Eles certamente pedirão os votos dos colegas, mas não será tarefa fácil, porque advogados brasilienses estão atentos aos que covardemente se calam diante de ataques contra as prerrogativas. Eles querem o bônus, mas evitam o ônus de expor e lutar pela classe.

E de olho no comando da poderosa seccional da OAB no Distrito Federal, os advogados Paulo Maurício (Poli), Cristiane Damasceno, Kleber Lopes e Thaís Riedel continuam omissos, covardemente calados diante da fenomenal, imoral e antidemocrática decisão do ministro do STF, Alexandre de Moraes,  que numa canetada monocrática proibiu advogados de bolsonaristas conversar entre si. É mais um duro golpe contra a democracia brasileira e um ataque frontal às prerrogativas dos advogados.

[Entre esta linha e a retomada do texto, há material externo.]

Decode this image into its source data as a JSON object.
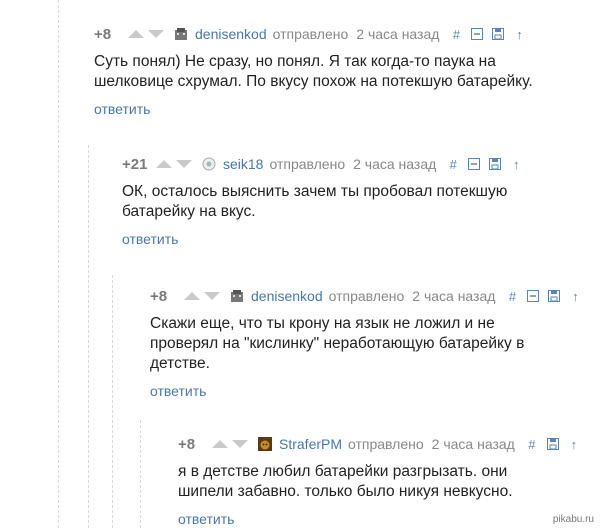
{
  "comments": [
    {
      "rating": "+8",
      "username": "denisenkod",
      "sent": "отправлено",
      "time": "2 часа назад",
      "text": "Суть понял) Не сразу, но понял. Я так когда-то паука на шелковице схрумал. По вкусу похож на потекшую батарейку.",
      "reply": "ответить",
      "avatar": "robot-avatar"
    },
    {
      "rating": "+21",
      "username": "seik18",
      "sent": "отправлено",
      "time": "2 часа назад",
      "text": "ОК, осталось выяснить зачем ты пробовал потекшую батарейку на вкус.",
      "reply": "ответить",
      "avatar": "flower-avatar"
    },
    {
      "rating": "+8",
      "username": "denisenkod",
      "sent": "отправлено",
      "time": "2 часа назад",
      "text": "Скажи еще, что ты крону на язык не ложил и не проверял на \"кислинку\" неработающую батарейку в детстве.",
      "reply": "ответить",
      "avatar": "robot-avatar"
    },
    {
      "rating": "+8",
      "username": "StraferPM",
      "sent": "отправлено",
      "time": "2 часа назад",
      "text": "я в детстве любил батарейки разгрызать. они шипели забавно. только было никуя невкусно.",
      "reply": "ответить",
      "avatar": "bear-avatar"
    }
  ],
  "toolbar_icons": [
    "hash-icon",
    "minus-box-icon",
    "save-icon",
    "arrow-up-icon"
  ],
  "colors": {
    "link": "#4a77a8",
    "muted": "#888888",
    "vote": "#c9c9c9",
    "rating": "#7a7a7a"
  },
  "watermark": "pikabu.ru"
}
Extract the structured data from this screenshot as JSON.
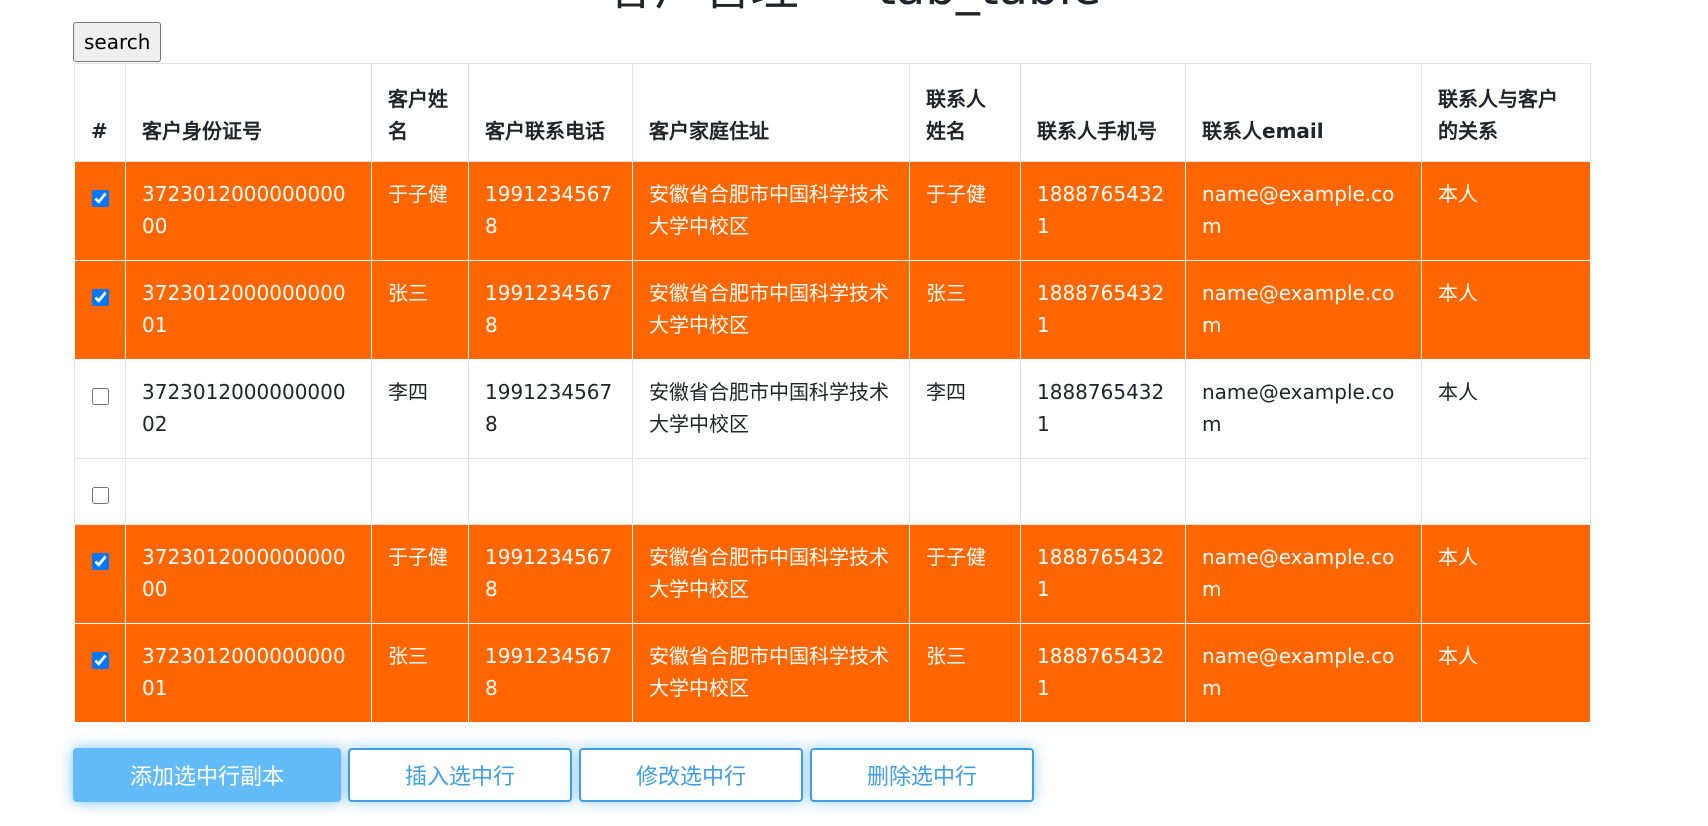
{
  "page": {
    "title": "客户管理 — tab_table"
  },
  "search": {
    "label": "search"
  },
  "table": {
    "columns": [
      "#",
      "客户身份证号",
      "客户姓名",
      "客户联系电话",
      "客户家庭住址",
      "联系人姓名",
      "联系人手机号",
      "联系人email",
      "联系人与客户的关系"
    ],
    "rows": [
      {
        "checked": true,
        "selected": true,
        "id_card": "372301200000000000",
        "name": "于子健",
        "phone": "19912345678",
        "address": "安徽省合肥市中国科学技术大学中校区",
        "contact_name": "于子健",
        "contact_phone": "18887654321",
        "contact_email": "name@example.com",
        "relation": "本人"
      },
      {
        "checked": true,
        "selected": true,
        "id_card": "372301200000000001",
        "name": "张三",
        "phone": "19912345678",
        "address": "安徽省合肥市中国科学技术大学中校区",
        "contact_name": "张三",
        "contact_phone": "18887654321",
        "contact_email": "name@example.com",
        "relation": "本人"
      },
      {
        "checked": false,
        "selected": false,
        "id_card": "372301200000000002",
        "name": "李四",
        "phone": "19912345678",
        "address": "安徽省合肥市中国科学技术大学中校区",
        "contact_name": "李四",
        "contact_phone": "18887654321",
        "contact_email": "name@example.com",
        "relation": "本人"
      },
      {
        "checked": false,
        "selected": false,
        "empty": true,
        "id_card": "",
        "name": "",
        "phone": "",
        "address": "",
        "contact_name": "",
        "contact_phone": "",
        "contact_email": "",
        "relation": ""
      },
      {
        "checked": true,
        "selected": true,
        "id_card": "372301200000000000",
        "name": "于子健",
        "phone": "19912345678",
        "address": "安徽省合肥市中国科学技术大学中校区",
        "contact_name": "于子健",
        "contact_phone": "18887654321",
        "contact_email": "name@example.com",
        "relation": "本人"
      },
      {
        "checked": true,
        "selected": true,
        "id_card": "372301200000000001",
        "name": "张三",
        "phone": "19912345678",
        "address": "安徽省合肥市中国科学技术大学中校区",
        "contact_name": "张三",
        "contact_phone": "18887654321",
        "contact_email": "name@example.com",
        "relation": "本人"
      }
    ]
  },
  "actions": {
    "add_copy": "添加选中行副本",
    "insert": "插入选中行",
    "modify": "修改选中行",
    "delete": "删除选中行"
  },
  "colors": {
    "selected_row_bg": "#ff6600",
    "primary_button": "#64bbfa",
    "outline_button": "#409ee3"
  }
}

Até mesmo a Ordem dos Advogados do Brasil (OAB) apresentou na manhã desta sexta-feira (9) uma ação na qual pede que o Supremo Tribunal Federal (STF) reveja decisão que proibiu advogados de alvos da operação realizada nesta quinta-feira (8) contra pessoas ligadas ao ex-presidente Jair Bolsonaro de se comunicarem. “Tomamos essa medida porque é necessário assegurar as prerrogativas. Advogados não podem ser proibidos de interagir nem confundidos com seus clientes”, disse a OAB.

Enquanto isso, a OAB-DF segue no formato padrão da atual gestão de não entrar em bola dividida. Mas… e os advogados que estão sendo desrespeitados? E as prerrogativas constitucionais?